I ask the General Assembly to take a brave stand for full and equal rights and end this hurtful and divisive battle and turn our energies to the real challenges facing our State.
When I left the hearing room, John was waiting for me. He had come to the State House. Despising cell phones, he had not been able to find me but hung out in one of the overflow rooms where people watched the hearings on video.
Maryellen Butke was on the elevator with us. I was impressed with her testimony of listening to two elderly ladies disparage gay people as perverts, and then giving in to the angels of her better nature and giving them a ride back to their car six blocks away in the rain.
You never know who your angel might be.
I looked at the crowd of people waiting to testify against the right of gay people to marry and wondered what was happening in their own families. Inevitably, there will be the son or daughter, the niece or nephew, who is different. People can’t help wanting the world to be fair, can’t help wanting happiness.
That is why Martin Luther King said, “The Arc of the Moral Universe Is Long, but It Bends Toward Justice”
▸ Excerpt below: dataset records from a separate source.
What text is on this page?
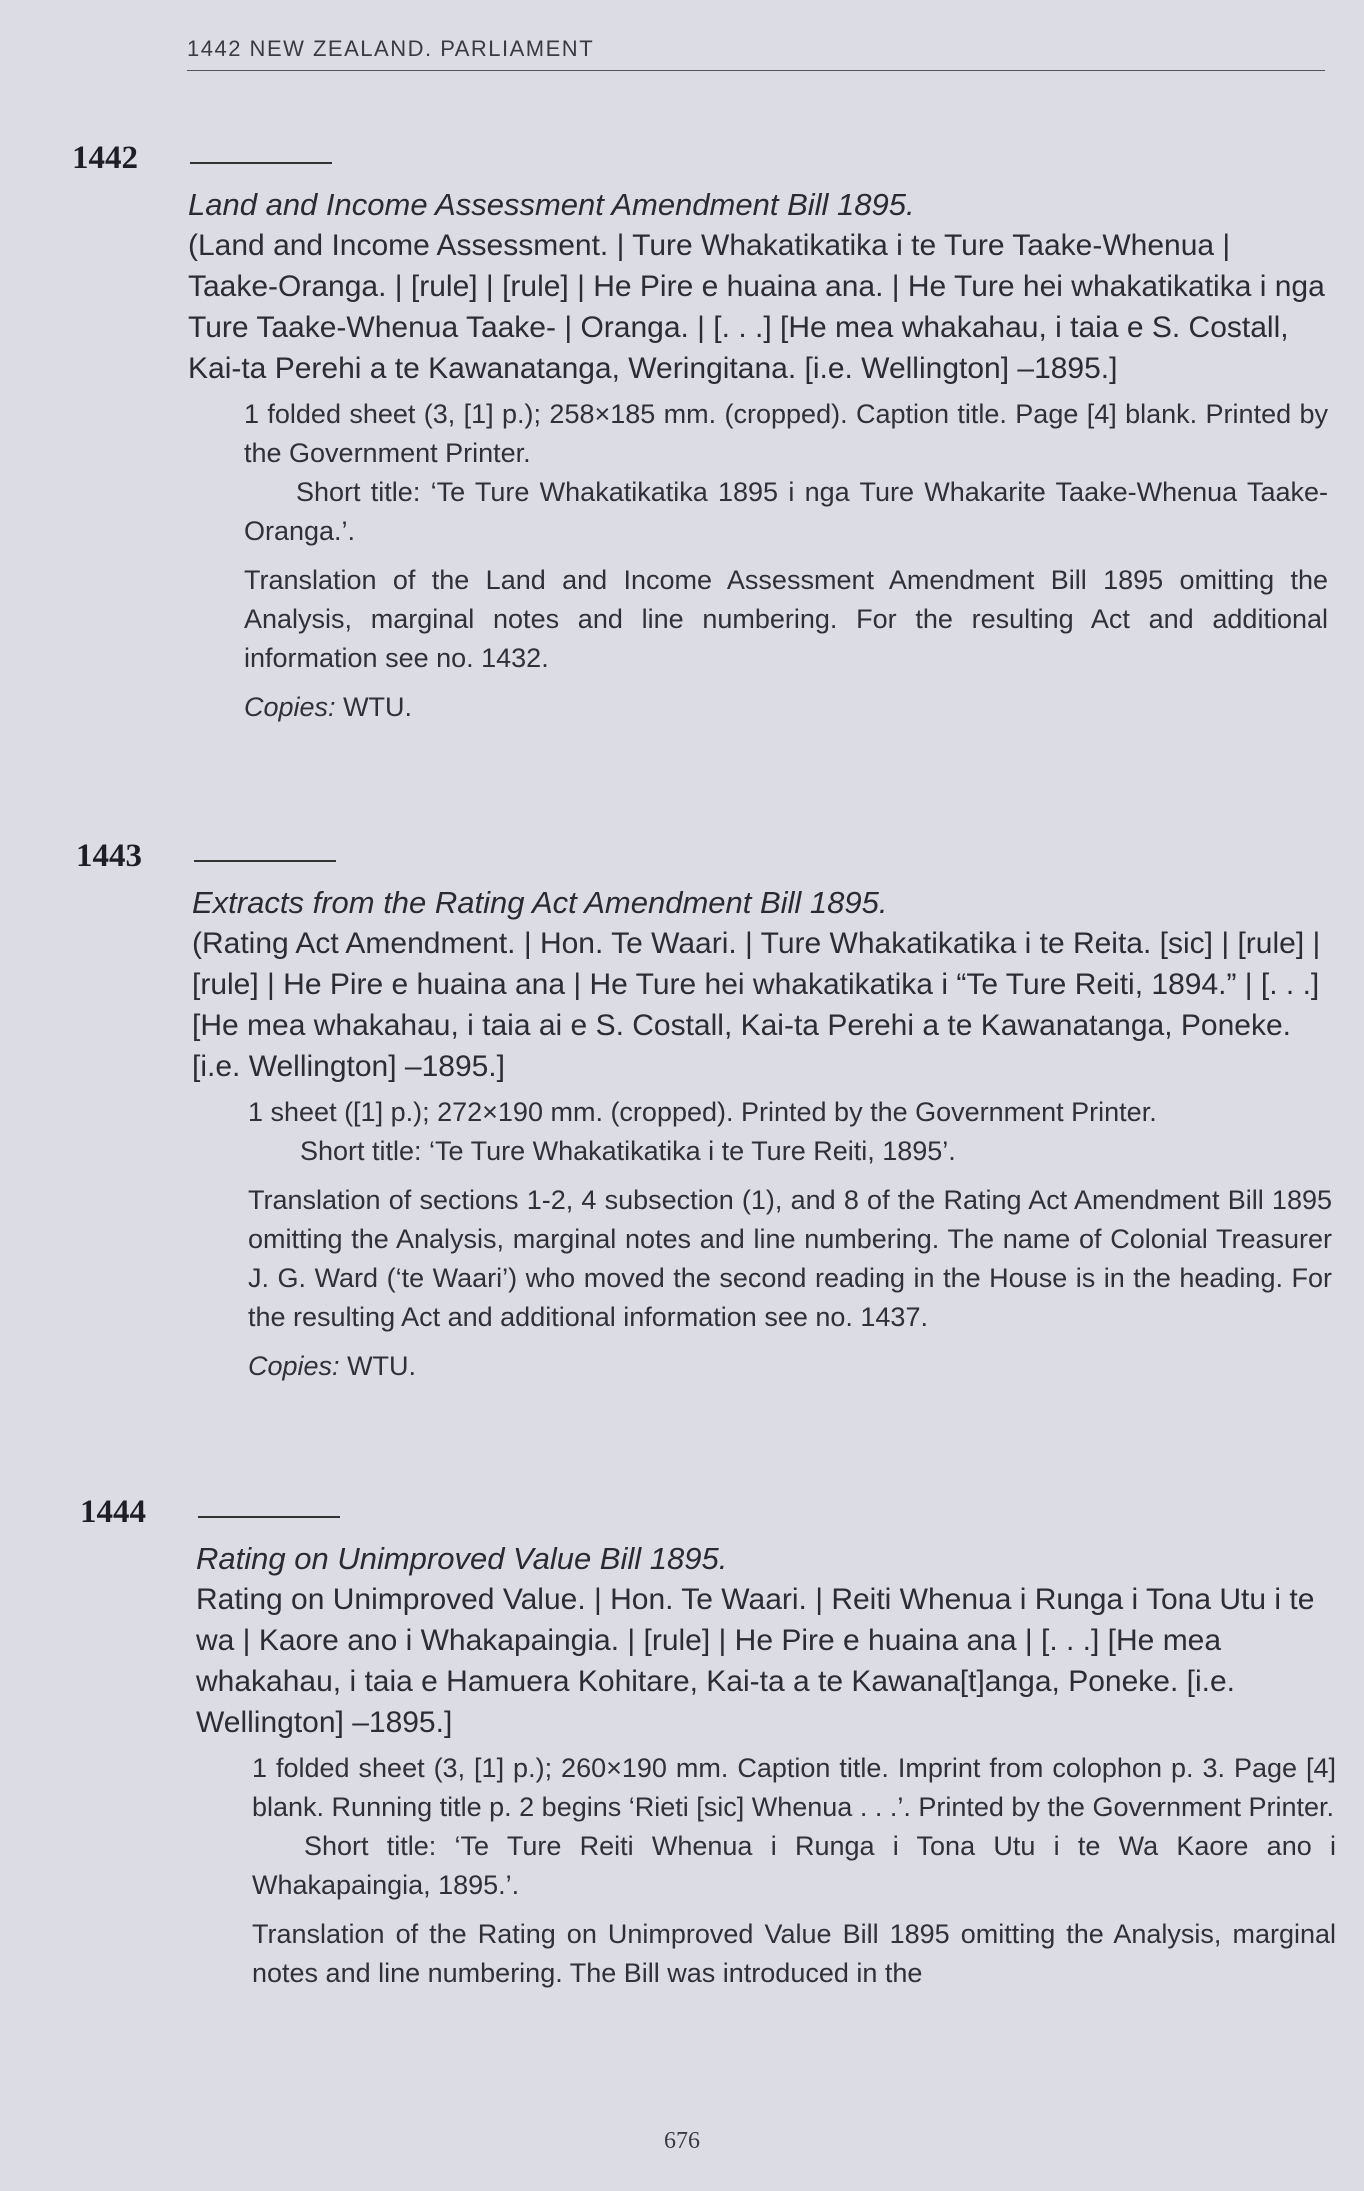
1442 NEW ZEALAND. PARLIAMENT
1442
Land and Income Assessment Amendment Bill 1895.
(Land and Income Assessment. | Ture Whakatikatika i te Ture Taake-Whenua | Taake-Oranga. | [rule] | [rule] | He Pire e huaina ana. | He Ture hei whakatikatika i nga Ture Taake-Whenua Taake- | Oranga. | [. . .] [He mea whakahau, i taia e S. Costall, Kai-ta Perehi a te Kawanatanga, Weringitana. [i.e. Wellington] –1895.]
1 folded sheet (3, [1] p.); 258×185 mm. (cropped). Caption title. Page [4] blank. Printed by the Government Printer.
Short title: ‘Te Ture Whakatikatika 1895 i nga Ture Whakarite Taake-Whenua Taake-Oranga.’.
Translation of the Land and Income Assessment Amendment Bill 1895 omitting the Analysis, marginal notes and line numbering. For the resulting Act and additional information see no. 1432.
Copies: WTU.
1443
Extracts from the Rating Act Amendment Bill 1895.
(Rating Act Amendment. | Hon. Te Waari. | Ture Whakatikatika i te Reita. [sic] | [rule] | [rule] | He Pire e huaina ana | He Ture hei whakatikatika i “Te Ture Reiti, 1894.” | [. . .] [He mea whakahau, i taia ai e S. Costall, Kai-ta Perehi a te Kawanatanga, Poneke. [i.e. Wellington] –1895.]
1 sheet ([1] p.); 272×190 mm. (cropped). Printed by the Government Printer.
Short title: ‘Te Ture Whakatikatika i te Ture Reiti, 1895’.
Translation of sections 1-2, 4 subsection (1), and 8 of the Rating Act Amendment Bill 1895 omitting the Analysis, marginal notes and line numbering. The name of Colonial Treasurer J. G. Ward (‘te Waari’) who moved the second reading in the House is in the heading. For the resulting Act and additional information see no. 1437.
Copies: WTU.
1444
Rating on Unimproved Value Bill 1895.
Rating on Unimproved Value. | Hon. Te Waari. | Reiti Whenua i Runga i Tona Utu i te wa | Kaore ano i Whakapaingia. | [rule] | He Pire e huaina ana | [. . .] [He mea whakahau, i taia e Hamuera Kohitare, Kai-ta a te Kawana[t]anga, Poneke. [i.e. Wellington] –1895.]
1 folded sheet (3, [1] p.); 260×190 mm. Caption title. Imprint from colophon p. 3. Page [4] blank. Running title p. 2 begins ‘Rieti [sic] Whenua . . .’. Printed by the Government Printer.
Short title: ‘Te Ture Reiti Whenua i Runga i Tona Utu i te Wa Kaore ano i Whakapaingia, 1895.’.
Translation of the Rating on Unimproved Value Bill 1895 omitting the Analysis, marginal notes and line numbering. The Bill was introduced in the
676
It’s no mystery, it’s just that human beings will always strive for something better. That is what we see in our time, and that is why the equal right to marry will not be abandoned, but will be won no matter how long it takes.
UPDATE: Today’s Providence Journal reports that ‘nearly 200’ people attended the rally against same-sex marriage. It looked like way more than that to me. If you have time to take a poll for or against, go to ProJo.com.